Samedi 06 mai 2023. Au dernier jour de la 4ème session de la Chambre criminelle du Tribunal de Grande Instance Hors Classe de Niamey, une seule affaire inscrite au rôle de l’audience : l’affaire dite de la crise postélectorale de février 2021, pour laquelle le Général (ER) Moumouni Boureima, dit Tchanga, 71 ans, Saidou Tahirou Mayaki, président de la Coordination régionale Lumana de Tillabéri, 78 ans, et Djibril Baré Mainassara, candidat à la dernière présidentielle, 66 ans, sont présents à la barre. Il ressort de l’arrêt de renvoi, dont la lecture a duré plus d’une (1) heure d’horloge, que les actes commis par les manifestants suite à la proclamation par la CENI des résultats de la présidentielle donnant Mohamed Bazoum gagnant ne pouvait qu’être imputés à Moumouni Boureima et Saidou Mayaki pour leurs propos tenus lors de la campagne électorale. C’est ainsi qu’ils sont accusés de propagande à caractère régionaliste ou religieux, de complicité d’incendie volontaire d’habitation, de complicité de meurtre, de complicité d’attroupement armé, de complicité de dégradation de biens publics et privés, de complicité de coups et blessures volontaires, de complicité de vol en réunion avec port d’arme par effraction, etc. Quant à Djibril Baré, il est prévenu de diffusion de données de nature à troubler l’ordre public.
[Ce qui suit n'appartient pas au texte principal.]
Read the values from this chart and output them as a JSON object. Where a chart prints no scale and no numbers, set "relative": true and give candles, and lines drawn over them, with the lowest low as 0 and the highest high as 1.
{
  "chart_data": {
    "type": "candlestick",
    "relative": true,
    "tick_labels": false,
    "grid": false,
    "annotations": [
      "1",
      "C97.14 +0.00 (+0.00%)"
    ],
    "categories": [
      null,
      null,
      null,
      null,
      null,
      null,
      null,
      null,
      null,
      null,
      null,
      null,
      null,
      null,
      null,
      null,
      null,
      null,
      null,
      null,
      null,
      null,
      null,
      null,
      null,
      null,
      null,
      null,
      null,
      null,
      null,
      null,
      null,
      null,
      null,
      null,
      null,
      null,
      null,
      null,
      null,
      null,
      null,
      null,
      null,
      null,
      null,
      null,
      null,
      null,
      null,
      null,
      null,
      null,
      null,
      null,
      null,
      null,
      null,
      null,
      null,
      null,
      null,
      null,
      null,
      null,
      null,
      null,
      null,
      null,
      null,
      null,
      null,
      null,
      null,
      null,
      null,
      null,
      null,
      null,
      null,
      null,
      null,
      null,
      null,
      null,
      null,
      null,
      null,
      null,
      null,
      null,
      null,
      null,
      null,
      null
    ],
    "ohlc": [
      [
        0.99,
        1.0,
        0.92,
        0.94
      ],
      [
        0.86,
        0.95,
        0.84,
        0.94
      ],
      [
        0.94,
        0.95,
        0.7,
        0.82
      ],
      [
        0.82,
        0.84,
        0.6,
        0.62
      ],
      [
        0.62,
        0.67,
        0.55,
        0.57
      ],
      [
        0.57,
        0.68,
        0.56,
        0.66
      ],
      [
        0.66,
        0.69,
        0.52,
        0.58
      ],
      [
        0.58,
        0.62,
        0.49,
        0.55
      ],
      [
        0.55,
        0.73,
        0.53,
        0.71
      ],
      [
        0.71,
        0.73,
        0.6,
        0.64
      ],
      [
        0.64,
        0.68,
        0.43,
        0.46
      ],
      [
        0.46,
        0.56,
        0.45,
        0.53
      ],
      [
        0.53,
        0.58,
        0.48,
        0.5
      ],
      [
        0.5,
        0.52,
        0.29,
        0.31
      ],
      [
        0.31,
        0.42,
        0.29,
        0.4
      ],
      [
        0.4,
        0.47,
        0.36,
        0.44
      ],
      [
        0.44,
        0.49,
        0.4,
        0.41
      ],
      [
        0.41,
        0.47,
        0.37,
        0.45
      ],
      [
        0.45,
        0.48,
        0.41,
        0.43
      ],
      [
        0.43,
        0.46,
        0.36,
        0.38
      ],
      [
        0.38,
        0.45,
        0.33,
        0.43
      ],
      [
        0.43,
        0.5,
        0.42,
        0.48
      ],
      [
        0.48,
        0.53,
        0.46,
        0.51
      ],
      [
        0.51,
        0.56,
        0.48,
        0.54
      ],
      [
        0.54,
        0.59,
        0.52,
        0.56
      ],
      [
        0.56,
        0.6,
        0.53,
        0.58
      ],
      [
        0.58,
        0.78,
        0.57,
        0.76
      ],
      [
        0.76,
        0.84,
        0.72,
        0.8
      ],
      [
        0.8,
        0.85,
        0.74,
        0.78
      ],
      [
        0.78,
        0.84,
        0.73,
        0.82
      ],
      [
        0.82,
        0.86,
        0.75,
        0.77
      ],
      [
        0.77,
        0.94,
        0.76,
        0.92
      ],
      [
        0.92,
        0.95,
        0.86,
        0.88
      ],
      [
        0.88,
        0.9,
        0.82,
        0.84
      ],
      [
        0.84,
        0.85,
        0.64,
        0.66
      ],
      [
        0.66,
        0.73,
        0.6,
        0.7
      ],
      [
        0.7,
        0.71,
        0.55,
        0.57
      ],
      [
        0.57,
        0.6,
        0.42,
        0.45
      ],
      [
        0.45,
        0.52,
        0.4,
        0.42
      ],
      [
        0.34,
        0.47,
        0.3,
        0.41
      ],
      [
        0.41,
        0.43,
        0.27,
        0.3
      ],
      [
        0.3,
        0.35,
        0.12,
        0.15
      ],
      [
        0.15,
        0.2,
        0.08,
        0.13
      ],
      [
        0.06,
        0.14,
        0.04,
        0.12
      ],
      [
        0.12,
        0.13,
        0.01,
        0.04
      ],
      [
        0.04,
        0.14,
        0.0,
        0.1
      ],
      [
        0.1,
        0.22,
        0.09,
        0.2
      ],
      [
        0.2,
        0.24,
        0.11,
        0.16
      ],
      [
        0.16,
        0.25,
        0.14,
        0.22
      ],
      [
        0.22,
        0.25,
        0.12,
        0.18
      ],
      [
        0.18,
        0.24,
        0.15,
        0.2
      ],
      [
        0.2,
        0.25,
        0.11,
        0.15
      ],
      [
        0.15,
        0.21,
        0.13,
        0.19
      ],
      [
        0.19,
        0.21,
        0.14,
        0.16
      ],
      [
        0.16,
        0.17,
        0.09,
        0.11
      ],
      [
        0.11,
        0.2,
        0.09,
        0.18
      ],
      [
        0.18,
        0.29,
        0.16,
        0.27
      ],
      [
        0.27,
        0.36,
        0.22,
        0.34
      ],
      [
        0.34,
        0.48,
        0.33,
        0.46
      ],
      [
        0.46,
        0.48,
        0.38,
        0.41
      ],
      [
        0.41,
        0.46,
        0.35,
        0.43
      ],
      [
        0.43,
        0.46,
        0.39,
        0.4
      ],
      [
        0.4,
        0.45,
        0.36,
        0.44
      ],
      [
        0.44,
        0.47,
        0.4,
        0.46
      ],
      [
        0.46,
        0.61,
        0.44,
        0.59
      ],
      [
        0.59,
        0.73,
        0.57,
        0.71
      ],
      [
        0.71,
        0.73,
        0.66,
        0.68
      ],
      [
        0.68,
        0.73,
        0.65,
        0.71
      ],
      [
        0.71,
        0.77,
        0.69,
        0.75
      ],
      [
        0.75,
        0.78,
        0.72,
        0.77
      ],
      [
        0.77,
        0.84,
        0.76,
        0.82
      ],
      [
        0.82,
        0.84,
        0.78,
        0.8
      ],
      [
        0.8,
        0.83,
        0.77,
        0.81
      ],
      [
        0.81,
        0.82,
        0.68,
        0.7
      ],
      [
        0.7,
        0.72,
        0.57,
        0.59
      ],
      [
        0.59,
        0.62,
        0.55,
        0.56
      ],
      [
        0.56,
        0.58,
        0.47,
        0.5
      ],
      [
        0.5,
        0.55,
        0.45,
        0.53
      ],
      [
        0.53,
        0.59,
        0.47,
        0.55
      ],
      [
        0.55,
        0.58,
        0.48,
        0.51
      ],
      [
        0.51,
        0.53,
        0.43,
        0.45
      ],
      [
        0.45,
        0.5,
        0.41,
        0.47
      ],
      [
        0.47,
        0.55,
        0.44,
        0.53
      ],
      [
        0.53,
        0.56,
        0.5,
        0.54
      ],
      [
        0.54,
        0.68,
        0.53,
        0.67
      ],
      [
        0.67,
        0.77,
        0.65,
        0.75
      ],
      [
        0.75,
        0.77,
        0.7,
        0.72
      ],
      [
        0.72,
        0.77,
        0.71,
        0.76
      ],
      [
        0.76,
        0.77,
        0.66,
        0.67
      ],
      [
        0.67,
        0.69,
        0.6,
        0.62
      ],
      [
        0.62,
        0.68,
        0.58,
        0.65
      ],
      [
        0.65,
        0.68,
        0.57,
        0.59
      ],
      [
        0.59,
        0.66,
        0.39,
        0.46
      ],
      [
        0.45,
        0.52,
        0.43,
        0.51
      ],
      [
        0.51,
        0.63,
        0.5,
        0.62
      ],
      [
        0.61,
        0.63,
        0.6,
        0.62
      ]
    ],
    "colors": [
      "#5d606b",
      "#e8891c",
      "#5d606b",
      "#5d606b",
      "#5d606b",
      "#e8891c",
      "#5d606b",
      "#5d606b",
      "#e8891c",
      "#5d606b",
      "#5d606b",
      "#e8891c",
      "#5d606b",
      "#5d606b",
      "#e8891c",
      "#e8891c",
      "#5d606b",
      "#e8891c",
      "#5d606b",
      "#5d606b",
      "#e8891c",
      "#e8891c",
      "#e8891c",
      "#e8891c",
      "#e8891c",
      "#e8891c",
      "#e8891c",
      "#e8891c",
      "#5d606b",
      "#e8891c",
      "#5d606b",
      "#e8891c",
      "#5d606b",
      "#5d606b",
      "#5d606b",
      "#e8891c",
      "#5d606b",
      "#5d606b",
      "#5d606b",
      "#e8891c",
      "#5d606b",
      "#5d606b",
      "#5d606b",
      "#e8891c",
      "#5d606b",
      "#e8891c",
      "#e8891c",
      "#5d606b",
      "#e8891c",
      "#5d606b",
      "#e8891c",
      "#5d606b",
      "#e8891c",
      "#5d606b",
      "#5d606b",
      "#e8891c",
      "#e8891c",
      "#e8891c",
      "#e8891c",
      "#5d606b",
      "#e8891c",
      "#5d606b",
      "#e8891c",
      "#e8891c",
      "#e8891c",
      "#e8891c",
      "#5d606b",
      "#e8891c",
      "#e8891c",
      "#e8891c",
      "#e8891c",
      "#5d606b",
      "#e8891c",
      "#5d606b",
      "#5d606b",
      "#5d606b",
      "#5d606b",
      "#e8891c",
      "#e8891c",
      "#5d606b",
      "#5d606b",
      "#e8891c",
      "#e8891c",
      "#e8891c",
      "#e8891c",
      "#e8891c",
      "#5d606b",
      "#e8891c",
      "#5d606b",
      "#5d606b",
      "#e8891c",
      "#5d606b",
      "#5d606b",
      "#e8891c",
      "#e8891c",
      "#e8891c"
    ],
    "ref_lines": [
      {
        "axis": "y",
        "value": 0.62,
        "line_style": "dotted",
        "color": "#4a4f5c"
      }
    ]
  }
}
Après la lecture de l’arrêt de renvoi, le président de la Chambre criminelle demande aux trois mis en cause s’ils reconnaissent les faits qui leur sont reprochés. Et chacun d’entre eux de répondre par la négative. Moumouni Boureima et Saidou Tahirou Mayaki auraient appelé les Nigériens à défendre leur vote. Quant à Djibril Baré, sur la base de vrais résultats de la présidentielle, il aurait écrit à Mahamane Ousmane pour lui demander de prendre ses responsabilités. Alors que la Chambre s’apprêtait à passer à l’étude de personnalité des deux accusés et du prévenu, la défense de Moumouni Boureima et celle de Saidou Tahirou Mayaki soulèvent une exception d’inconstitutionnalité. Selon les robes noires, la loi sur la Chambre criminelle ne serait pas conforme à la Constitution. Aussi, elles ont demandé un sursis à statuer jusqu’à ce que la Cour constitutionnelle se prononce. Il n’existerait pas de possibilité d’un second degré de juridiction des décisions de la Chambre criminelle. Par ailleurs, en matière criminelle, le travail d’un juge d’instruction doit être envoyé devant la chambre de contrôle de l’instruction. Ce qui ne serait pas le cas dans ce dossier, disent les avocats.
Le parquet ne s’oppose pas à cette demande d’exception d’inconstitutionnalité, mais demande néanmoins à la Chambre criminelle de décerner une ordonnance de prise de corps contre Moumouni Boureima et Saidou Tahirou, c’est-à-dire de les renvoyer en prison en attendant que la requête de leur défense soit examinée et tranchée. A 11 h 15 mn, le président de la Chambre criminelle suspend l’audience pour délibérer. Une trentaine de minutes plus tard, il annonce un sursis à statuer et le rejet de la demande d’une ordonnance de prise de corps. « Toute personne partie à un procès peut soulever l’inconstitutionnalité d’une loi devant toute juridiction, par voie d’exception. Celle-ci doit surseoir à statuer jusqu’à la décision de la Cour constitutionnelle, qui doit intervenir dans un délai de trente (30) jours. Une disposition déclarée inconstitutionnelle est caduque de plein droit… », dit l’article 132 de la Constitution.